E por último o terceiro fator, que é a opção de máximo potencial de facilitação à fraude eleitoral apontada por possíveis manipulações com o Inserator. Se o real motivo para ele ter entrado e se mantido no SIS for a assinatura e verificação de programas do sistema, então ele poderia ter sido ou estar sendo usado tanto de forma legítima, em ocasiões apropriadas no TSE -- ainda que de forma inadequada como explicado no primeiro detalhe --, para assinatura e verificação de programas oficiais com as respectivas chaves oficiais, quanto de forma ilegítima, em ocasiões impóprias no TSE ou nos TREs, para facilitar a fraude eleitoral conforme descrito na resposta 1. Porém, no primeiro caso a facilitação à fraude eleitoral também ocorre, não por inserção de um par clandestino de chaves de assinatura e verificação de programas "oficiais", como seria no segundo caso, mas por facilitação ao vazamento da chave privada oficial, para quem alcance entender as respostas, os detalhes e fatores aqui descritos. 

Assim, sejam os pares de chaves fraudulentamente manipuláveis pelo Inserator apenas para o tipo de assinatura e verificação em arquivos de dados da votação, sejam eles também manipuláveis para o tipo de assinatura e verificação em programas do sistema, é na opção pelo segundo tipo que ocorre o máximo alcance para facilitação à fraude eleitoral, através de uma única manipulação: efetiva em todo o país, se executada à sorrelfa no TSE após a cerimônia de lacração, ou em todo um estado da federação, se praticada no ambiente de preparação num TRE; enquanto uma manipulação do primeiro tipo via de regra alcançaria apenas uma zona eleitoral, do correspondente ambiente de carga de urnas.

Para quem acha que as tabelas de hash permitiram aos fiscais interessados detectar as manipulações do primeiro tipo, basta lembrar, para perceber que não, que a verificação das assinatura digitais só é permitida no próprio ambiente que está sendo verificado, o que indica, para quem queira modificar programas destinados a passarem-se por oficiais com assinaturas fraudulentas, que dentre os programas a serem alterados deve ser então incluído o que mostra os valores de hash oriundos da verificação das assinaturas: para que este passe a mostrar o valor de hash original dos programas que sofreram alteração fraudulenta, no lugar do valor resultante da verificação fraudulenta que passou-se por oficial. 

E para quem acha que esses fatores são insuficientes para classificar a existência do Inserator como grave vulnerabilidade do sistema, explorável para facilitar fraudes eleitorais, há o caso concreto do processo de impugnação da eleição municipal de Londrina em 2012, em que um programa considerado clandestino pelo software de instalação foi aceito como oficial na verificação de sua assinatura digital, e foi integrado ao sistema de votação.
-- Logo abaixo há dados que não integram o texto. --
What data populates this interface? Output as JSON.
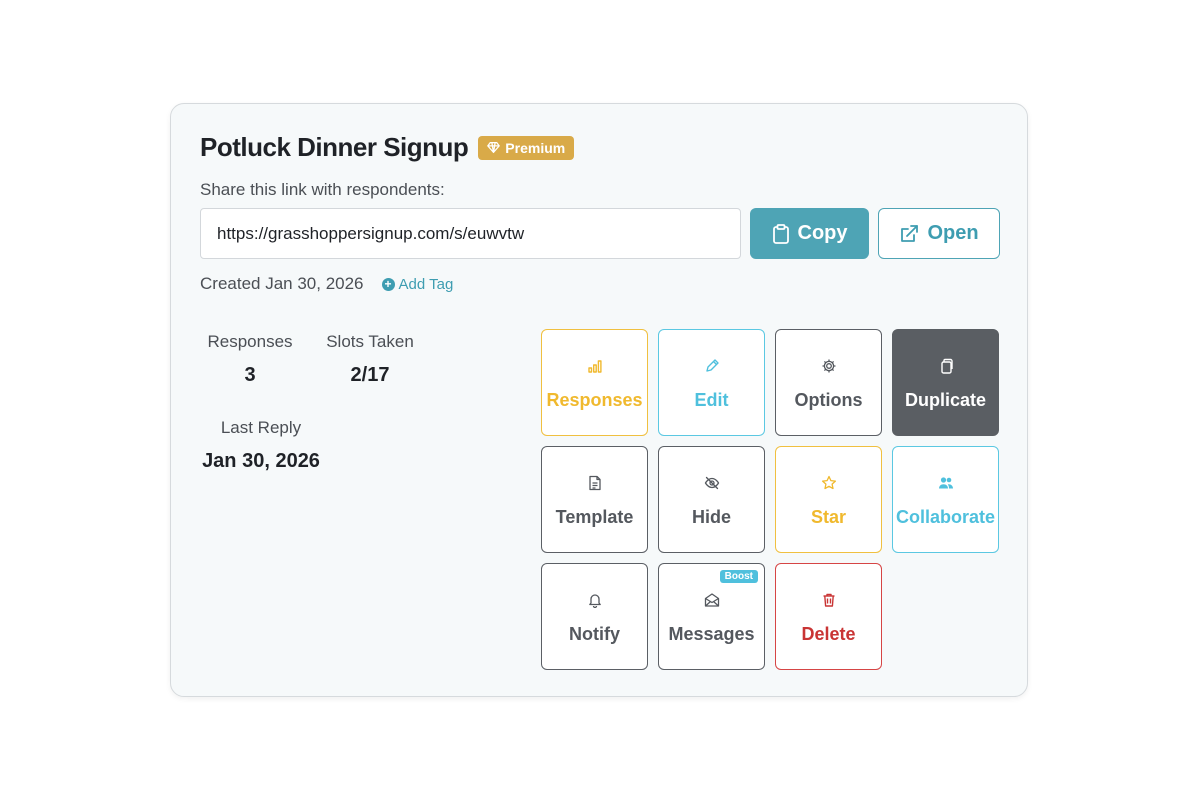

Situação absolutamente compatível com a tese da utilidade do Inserator como backdoor, e até agora explicável apenas por ela, conforme explica a signatária da referida Petição, em sua apresentação num debate na Universidade Federal da Bahia ocorrido em 15/09/2014.



FB: 3. Funções de data e relógio podem ser alteradas facilmente na urna eletrônica?
PR: As configurações de data e hora do relógio interno da una podem ser alteradas por um programa da própria urna que já esteja preparada e lacrada, isto é, pronta para votação. Para esse programa rodar, entretanto, ele precisa de alguns dados externos que são instalados, durante a etapa de preparação, em mídia própria (pen drives), chamada mídia de ajuste de data e hora, ou abreviadamente ADH. Quando um tal pen drive ADH é colocado numa urna já pronta, e esta urna é ligada, essas funções podem ser alteradas facilmente, antes do verdadeira data programada para a votação.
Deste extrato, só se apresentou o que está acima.